Opinião idêntica tem Alice Lacoye-Mateus, portuguesa especialista em informação, que trabalha com a francesa Ecole de Guerre Economique. Explica que “o know-how informacional [do ISIS] não é espontâneo”, mas resulta de uma importação de quadros do antigo exército iraquiano, de jiadistas tchetchenos que combateram a Rússia e também de especialistas ocidentais.

“A Internet era usada por Daesh, no tempo do califado, com objectivos operacionais/logísticos, de recrutamento e de guerra psicológica”, diz Alice Lacoye-Mateus. “A perda de território implica perda de recursos e de rotas, sendo o ciberespaço usado para compensar estas perdas”, acrescenta.

Perdendo militarmente, o ISIS centrar-se-á na internet, mas operacionalmente, no mundo real, não desaparece, até porque continua a controlar território no Iémen, Afeganistão, Líbia ou Egipto; e tem organizações vassalas, como o Boko Haram, na Nigéria, e células na Argélia, Paquistão, Filipinas ou Arábia Saudita.

“[O ISIS] retornou aos seus santuários rurais na Síria e no Iraque e voltou ao estágio da insurgência, concentrando-se mais no terrorismo urbano”, diz Kamran Bokhari.

“Os esforços no ciberespaço são uma adição à presença física, como o ISIS faz desde 2014”, aponta ao Jornal Económico Scott Stewart, vice-presidente de Análise Tática plataforma de inteligência geopolítica Stratfor. “Não os considero mortos no mundo real, mas simplesmente em mudança, de manter e governar um território para operações insurgentes”, diz.
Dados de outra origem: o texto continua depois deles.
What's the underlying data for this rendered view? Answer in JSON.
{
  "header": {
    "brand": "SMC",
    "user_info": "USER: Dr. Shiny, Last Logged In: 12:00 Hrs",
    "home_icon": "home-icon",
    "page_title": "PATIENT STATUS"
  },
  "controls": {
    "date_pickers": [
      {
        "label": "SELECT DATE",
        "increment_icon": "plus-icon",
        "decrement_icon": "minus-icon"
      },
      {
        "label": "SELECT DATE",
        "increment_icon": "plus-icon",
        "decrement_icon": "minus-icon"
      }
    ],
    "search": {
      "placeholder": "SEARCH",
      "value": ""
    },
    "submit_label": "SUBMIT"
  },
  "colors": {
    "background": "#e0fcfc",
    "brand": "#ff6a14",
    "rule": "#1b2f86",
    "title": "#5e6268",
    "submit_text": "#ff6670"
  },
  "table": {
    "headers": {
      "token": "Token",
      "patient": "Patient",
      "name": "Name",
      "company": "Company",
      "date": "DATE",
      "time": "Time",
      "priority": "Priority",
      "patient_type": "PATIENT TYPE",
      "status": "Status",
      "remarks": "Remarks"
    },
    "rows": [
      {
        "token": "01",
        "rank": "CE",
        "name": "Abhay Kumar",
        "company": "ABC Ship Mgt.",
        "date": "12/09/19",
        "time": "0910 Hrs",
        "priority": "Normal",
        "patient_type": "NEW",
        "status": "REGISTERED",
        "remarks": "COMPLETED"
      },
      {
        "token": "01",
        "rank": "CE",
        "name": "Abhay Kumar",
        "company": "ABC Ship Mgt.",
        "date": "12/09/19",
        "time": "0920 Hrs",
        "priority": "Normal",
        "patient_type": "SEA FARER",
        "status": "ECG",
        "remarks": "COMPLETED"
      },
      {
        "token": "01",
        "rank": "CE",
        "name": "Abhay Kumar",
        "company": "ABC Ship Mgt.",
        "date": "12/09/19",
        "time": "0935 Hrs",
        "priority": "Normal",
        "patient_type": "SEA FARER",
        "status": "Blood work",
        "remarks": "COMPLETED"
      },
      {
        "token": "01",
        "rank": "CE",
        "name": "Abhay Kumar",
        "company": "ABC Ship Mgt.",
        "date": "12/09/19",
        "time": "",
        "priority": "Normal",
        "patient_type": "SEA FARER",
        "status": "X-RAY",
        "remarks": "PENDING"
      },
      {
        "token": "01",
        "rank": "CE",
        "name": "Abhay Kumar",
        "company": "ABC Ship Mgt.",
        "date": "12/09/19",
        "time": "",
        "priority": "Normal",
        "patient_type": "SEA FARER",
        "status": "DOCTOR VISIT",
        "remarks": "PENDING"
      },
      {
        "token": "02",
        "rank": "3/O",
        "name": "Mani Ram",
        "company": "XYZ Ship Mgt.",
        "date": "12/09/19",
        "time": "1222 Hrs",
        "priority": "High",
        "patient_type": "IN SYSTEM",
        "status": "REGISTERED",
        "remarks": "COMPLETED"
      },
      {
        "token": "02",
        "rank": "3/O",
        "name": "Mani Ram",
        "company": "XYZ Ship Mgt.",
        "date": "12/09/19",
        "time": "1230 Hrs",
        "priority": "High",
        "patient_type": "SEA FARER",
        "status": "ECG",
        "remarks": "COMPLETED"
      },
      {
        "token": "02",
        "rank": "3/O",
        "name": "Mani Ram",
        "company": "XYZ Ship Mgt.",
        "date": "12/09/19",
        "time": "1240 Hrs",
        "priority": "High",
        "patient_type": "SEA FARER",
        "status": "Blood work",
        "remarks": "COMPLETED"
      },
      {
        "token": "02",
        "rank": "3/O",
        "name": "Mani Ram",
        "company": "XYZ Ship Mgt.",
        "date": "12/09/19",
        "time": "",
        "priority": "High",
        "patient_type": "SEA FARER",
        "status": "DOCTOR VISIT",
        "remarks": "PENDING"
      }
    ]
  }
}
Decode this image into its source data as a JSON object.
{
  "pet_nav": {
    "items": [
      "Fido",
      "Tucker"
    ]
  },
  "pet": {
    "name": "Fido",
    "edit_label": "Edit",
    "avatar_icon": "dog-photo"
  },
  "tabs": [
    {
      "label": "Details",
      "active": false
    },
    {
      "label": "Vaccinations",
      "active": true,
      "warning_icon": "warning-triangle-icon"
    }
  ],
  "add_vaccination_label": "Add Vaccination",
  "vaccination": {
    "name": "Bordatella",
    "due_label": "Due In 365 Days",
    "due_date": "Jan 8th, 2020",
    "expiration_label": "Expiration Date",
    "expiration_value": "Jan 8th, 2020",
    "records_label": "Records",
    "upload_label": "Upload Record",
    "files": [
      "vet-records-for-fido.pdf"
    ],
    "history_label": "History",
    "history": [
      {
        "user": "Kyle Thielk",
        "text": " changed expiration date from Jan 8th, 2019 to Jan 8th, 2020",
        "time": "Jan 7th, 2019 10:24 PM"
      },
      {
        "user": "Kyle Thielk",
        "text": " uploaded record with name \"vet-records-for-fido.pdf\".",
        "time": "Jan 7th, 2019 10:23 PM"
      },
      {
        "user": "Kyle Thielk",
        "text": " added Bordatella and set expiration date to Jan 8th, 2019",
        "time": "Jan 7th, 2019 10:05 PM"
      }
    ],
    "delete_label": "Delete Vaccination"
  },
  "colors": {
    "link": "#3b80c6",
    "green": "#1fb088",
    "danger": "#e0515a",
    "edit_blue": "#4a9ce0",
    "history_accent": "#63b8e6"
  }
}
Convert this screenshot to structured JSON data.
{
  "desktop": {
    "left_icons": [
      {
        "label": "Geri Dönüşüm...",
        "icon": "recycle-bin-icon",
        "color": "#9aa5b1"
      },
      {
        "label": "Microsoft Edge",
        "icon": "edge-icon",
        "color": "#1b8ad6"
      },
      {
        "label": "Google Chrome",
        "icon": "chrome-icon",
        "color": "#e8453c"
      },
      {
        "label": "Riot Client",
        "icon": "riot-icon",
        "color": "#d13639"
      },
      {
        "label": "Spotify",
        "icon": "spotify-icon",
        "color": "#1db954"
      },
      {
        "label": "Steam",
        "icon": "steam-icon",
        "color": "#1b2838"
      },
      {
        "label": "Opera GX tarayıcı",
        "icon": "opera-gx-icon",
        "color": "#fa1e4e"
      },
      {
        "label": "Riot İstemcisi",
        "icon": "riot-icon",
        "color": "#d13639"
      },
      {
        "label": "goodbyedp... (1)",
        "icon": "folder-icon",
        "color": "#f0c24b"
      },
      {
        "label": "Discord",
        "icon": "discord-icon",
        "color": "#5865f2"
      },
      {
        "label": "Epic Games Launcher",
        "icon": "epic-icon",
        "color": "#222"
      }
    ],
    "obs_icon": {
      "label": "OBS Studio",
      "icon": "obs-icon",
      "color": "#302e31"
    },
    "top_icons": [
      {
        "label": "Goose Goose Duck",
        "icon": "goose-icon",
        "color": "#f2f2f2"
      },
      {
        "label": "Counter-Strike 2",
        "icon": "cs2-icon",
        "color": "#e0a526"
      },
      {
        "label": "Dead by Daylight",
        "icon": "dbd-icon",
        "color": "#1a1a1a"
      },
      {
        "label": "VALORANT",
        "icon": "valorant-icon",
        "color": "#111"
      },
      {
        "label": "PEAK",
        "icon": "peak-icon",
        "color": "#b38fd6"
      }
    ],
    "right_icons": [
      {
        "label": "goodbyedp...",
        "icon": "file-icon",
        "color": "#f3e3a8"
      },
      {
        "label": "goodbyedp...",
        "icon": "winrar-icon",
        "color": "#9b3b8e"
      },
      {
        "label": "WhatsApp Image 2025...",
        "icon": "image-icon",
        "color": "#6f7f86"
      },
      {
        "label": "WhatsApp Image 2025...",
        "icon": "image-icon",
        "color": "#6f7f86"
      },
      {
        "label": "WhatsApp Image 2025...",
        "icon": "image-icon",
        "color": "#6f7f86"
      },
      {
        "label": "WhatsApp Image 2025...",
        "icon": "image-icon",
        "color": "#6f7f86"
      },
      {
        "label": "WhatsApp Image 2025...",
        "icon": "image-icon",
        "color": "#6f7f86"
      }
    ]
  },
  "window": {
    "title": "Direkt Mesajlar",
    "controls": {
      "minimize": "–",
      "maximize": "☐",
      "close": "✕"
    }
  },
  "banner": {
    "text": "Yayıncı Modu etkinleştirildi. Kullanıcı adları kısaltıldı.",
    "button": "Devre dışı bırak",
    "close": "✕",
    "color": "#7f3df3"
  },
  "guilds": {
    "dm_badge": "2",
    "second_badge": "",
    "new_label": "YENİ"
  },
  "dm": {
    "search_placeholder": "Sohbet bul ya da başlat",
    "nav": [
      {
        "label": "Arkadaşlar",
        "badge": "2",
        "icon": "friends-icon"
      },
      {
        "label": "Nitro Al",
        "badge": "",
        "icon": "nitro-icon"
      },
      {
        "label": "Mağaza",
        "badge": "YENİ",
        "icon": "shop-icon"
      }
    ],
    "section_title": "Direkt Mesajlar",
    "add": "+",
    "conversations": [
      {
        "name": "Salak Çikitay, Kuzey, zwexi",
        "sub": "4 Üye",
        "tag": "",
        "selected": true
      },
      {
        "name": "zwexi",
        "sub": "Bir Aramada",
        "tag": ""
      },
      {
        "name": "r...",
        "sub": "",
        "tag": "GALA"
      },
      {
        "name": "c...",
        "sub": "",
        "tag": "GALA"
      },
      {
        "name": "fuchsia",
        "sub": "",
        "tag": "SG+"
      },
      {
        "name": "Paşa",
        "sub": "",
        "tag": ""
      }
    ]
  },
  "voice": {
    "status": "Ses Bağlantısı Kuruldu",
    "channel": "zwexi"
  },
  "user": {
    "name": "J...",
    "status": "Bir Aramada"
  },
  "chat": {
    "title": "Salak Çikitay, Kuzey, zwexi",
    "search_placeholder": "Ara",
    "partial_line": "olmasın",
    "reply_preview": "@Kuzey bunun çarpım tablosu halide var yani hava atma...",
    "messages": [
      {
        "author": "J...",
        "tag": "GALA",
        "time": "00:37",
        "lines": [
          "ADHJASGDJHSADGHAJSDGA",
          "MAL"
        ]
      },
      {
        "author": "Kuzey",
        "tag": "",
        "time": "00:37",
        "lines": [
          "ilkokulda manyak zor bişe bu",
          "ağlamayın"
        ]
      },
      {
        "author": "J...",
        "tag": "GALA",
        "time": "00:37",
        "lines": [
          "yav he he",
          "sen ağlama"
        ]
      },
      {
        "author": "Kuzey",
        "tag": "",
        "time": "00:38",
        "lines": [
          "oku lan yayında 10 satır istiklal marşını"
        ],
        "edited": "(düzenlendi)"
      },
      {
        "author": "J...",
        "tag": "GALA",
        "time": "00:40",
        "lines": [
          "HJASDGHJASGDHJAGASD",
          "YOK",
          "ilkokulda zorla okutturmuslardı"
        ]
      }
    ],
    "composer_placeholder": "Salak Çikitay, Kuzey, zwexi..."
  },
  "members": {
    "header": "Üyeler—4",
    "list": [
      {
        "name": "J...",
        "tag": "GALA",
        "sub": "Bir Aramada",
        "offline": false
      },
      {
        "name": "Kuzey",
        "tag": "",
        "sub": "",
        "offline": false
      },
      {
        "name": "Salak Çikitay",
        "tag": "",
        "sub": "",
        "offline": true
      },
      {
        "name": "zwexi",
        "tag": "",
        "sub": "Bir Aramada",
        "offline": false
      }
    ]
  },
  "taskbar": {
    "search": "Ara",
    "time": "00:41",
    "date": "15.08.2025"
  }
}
Alice Mateus reforça esta ideia. “O Daesh caracterizava-se pela escolha de uma estratégia retórica baseada na existência concreta de um alegado califado. Nesta perspetiva, o tempo jogava contra o Daesh, obrigado, como um Estado, em justificar da sua capacidade de governar e assegurar a estabilidade de um território”, diz, acrescentando que a guerra de informação servia este propósito. Agora, com a guerra perdida no terreno, tudo muda: “O Daesh passa de uma lógica político-militar para uma lógica quase unicamente terrorista”, diz.

Como enfrentar a ciberameaça

A questão é saber se os países que fizeram frente ao ISIS no teatro de guerra aprenderam, com o tempo, a combater a organização fundamentalista também neste espaço. José Manuel Anes diz que a máquina de propaganda poderosa com a ideologia apocalíptica. “Mesmo sem território, a propaganda do Estado Islâmico vai continuar e vai recrutar”, avisa.

Scott Stewart diz ao Jornal Económico que o mundo ocidental aprendeu, parcialmente, a “bloquear alguns canais de social media”, mas considera que “não tem a capacidade para contrariar a ideologia [do ISIS]”.

“Essa é a verdadeira batalha agora, e até que a ideologia seja destruída ou desacreditada, eles continuarão a conquistar novos convertidos nos mundos físico e cibernético”, afirma.

No relatório publicado pela Escola de Guerra Económica de Paris sobre se a França pode vencer o ISIS na guerra da informação, é sublinhado o “caracter crucial da guerra de informação na estratégia de Daesh e o seu know-how”, diz Alice Lacoye-Mateus. “E possível que o Daesh sobreviva e se mantenha ativo usando as suas capacidades informacionais, mas é igualmente possível que não sobreviva usando somente o ciberespaço. A questão será determinada pela capacidade ofensiva informacional dos seus inimigos, se estes perceberem o momento de vulnerabilidade informacional no qual a organização se encontra e souberem explorá-lo”, assevera.

Kamran Bokhari considera que ainda estamos “nas fases de aprendizagem da contra-mensagem”, mas aponta uma questão essencial para enfrentar a ameaça: “O problema-chave é que não existe uma narrativa alternativa efetiva àquelas que os extremistas islâmicos e os radicais se espalham”.

Ou seja, a guerra não terminou, continua.